Название пьесы К-ов запамятовал. Что-то такое про север, про золотые, кажется, прииски, где Леша долгое время работал до ГИТИСа, которого так и не закончил. А может, и не долгое, может, лишь заскочил на месяц-другой, но в его историях – а рассказывал Леша великолепно – срок этот все растягивался и растягивался. В конце концов, начинало казаться, что он прожил на этой самой Колыме («У нас на Колыме!») едва ли не всю жизнь. Но в таком случае следовало предположить, что другую жизнь он прожил в Молдавии («А у нас, – говаривал, – в Молдавии…»), третью – на целине («У нас на целине!»), четвертую – на Кавказе и так далее. При этом васильковые глаза его смотрели на собеседника так правдиво, так ласково, так проникновенно, что как было не поверить!
К-ов верил. Да Леша и не врал впрямую, не выдумывал того, чего вообще не было. Лишь преувеличивал. Лишь переиначивал. Но в основе его невероятных рассказов лежала все-таки правда.
А если б и не лежала? Безудержные, захватывающие дух фантазии, они, ей-богу, стоили иных былей.
Сам Алексей, к неудовольствию правдивого Тинишина, были не слишком жаловал. Скучал, слушая, позевывал, а после начинал, все более распаляясь, излагать собственную версию событий.
Не было предмета, о котором он не имел бы своего мнения. Мнения твердого, окончательного, опирающегося на опыт многочисленных его жизней. Молдавской, кавказской, целинной и конечно же северной, о которой и был тот достопамятный спектакль.

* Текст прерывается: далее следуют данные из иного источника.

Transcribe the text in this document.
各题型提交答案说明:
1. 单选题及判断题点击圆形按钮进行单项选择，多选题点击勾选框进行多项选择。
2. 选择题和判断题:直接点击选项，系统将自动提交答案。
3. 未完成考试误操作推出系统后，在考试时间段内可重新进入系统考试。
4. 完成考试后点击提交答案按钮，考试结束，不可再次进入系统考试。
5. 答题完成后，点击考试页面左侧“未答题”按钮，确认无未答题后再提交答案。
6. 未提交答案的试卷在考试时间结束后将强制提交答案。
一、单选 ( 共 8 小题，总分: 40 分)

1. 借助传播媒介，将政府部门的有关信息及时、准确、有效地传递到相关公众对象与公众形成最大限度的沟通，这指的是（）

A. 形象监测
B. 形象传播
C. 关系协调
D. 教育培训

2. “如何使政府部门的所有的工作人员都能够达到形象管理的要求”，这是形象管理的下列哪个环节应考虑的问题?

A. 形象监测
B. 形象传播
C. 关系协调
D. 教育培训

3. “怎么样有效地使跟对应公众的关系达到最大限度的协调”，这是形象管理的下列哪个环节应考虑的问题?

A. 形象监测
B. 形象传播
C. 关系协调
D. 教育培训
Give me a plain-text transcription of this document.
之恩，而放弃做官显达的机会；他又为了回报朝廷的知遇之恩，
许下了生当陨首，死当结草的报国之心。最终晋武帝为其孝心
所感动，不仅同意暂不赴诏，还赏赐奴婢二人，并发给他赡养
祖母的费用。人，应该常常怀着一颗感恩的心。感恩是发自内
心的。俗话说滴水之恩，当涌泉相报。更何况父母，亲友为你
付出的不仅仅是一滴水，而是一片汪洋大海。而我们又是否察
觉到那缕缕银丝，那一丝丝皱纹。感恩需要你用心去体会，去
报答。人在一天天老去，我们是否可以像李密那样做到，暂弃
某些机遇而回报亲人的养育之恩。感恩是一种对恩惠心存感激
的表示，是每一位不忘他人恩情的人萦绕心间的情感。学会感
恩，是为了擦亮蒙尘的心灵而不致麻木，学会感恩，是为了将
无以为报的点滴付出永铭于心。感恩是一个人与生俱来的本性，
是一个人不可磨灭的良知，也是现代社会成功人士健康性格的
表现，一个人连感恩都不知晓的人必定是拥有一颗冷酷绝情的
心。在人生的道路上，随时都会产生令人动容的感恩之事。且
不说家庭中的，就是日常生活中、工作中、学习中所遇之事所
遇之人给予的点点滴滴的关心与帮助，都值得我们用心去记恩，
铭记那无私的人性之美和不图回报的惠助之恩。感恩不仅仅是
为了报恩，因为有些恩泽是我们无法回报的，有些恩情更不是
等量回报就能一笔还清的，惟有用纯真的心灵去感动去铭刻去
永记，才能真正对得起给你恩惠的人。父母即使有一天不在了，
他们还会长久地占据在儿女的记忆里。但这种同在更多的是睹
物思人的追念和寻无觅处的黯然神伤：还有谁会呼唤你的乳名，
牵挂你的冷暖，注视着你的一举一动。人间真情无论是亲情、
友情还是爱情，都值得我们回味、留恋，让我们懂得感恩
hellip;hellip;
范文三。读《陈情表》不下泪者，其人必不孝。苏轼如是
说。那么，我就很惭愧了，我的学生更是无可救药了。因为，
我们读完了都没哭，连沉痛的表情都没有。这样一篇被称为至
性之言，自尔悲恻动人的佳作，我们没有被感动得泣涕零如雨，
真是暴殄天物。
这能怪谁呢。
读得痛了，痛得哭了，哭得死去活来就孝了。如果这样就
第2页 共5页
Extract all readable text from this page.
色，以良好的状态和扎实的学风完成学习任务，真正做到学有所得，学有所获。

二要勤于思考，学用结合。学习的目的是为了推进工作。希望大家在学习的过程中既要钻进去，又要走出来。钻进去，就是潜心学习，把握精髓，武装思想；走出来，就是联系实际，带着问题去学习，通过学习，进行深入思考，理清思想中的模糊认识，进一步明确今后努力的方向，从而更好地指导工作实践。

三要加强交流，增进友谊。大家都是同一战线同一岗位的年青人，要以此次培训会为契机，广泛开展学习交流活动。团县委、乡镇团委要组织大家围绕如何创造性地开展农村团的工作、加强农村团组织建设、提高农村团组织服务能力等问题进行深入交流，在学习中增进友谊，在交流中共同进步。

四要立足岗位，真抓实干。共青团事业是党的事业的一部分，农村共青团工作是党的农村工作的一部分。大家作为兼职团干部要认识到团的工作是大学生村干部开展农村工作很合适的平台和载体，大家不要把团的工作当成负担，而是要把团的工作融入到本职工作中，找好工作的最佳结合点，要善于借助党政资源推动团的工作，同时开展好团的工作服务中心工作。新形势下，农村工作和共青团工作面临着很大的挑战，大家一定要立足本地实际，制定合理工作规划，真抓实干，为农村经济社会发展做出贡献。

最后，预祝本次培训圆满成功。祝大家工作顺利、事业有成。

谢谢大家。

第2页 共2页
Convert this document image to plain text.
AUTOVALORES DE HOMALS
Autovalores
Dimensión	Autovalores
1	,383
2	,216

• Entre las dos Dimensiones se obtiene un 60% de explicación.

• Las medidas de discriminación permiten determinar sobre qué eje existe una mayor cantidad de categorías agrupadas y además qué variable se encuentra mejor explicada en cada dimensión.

Едва в зале погас свет, как начало завывать что-то. К-ов решил было, что это барахлит радиоаппаратура, но завывание продолжалось, то усиливаясь, то затихая, и тогда беллетриста осенило, что это – вьюга. Вспыхнули юпитеры, и по краям сцены возникли две закутанные с ног до головы молчаливые фигуры. Постояв, исчезли, но в течение спектакля появлялись еще несколько раз – столь же безмолвные, столь же загадочные. А в промежутках шли долгие диалоги укрывшегося в зимовье беглого уголовника, которого вдохновенно изображал Алексей, то с молодой женщиной (была ли любовь у них? кажется, была), то с охотником, то с нагрянувшим внезапно милиционером.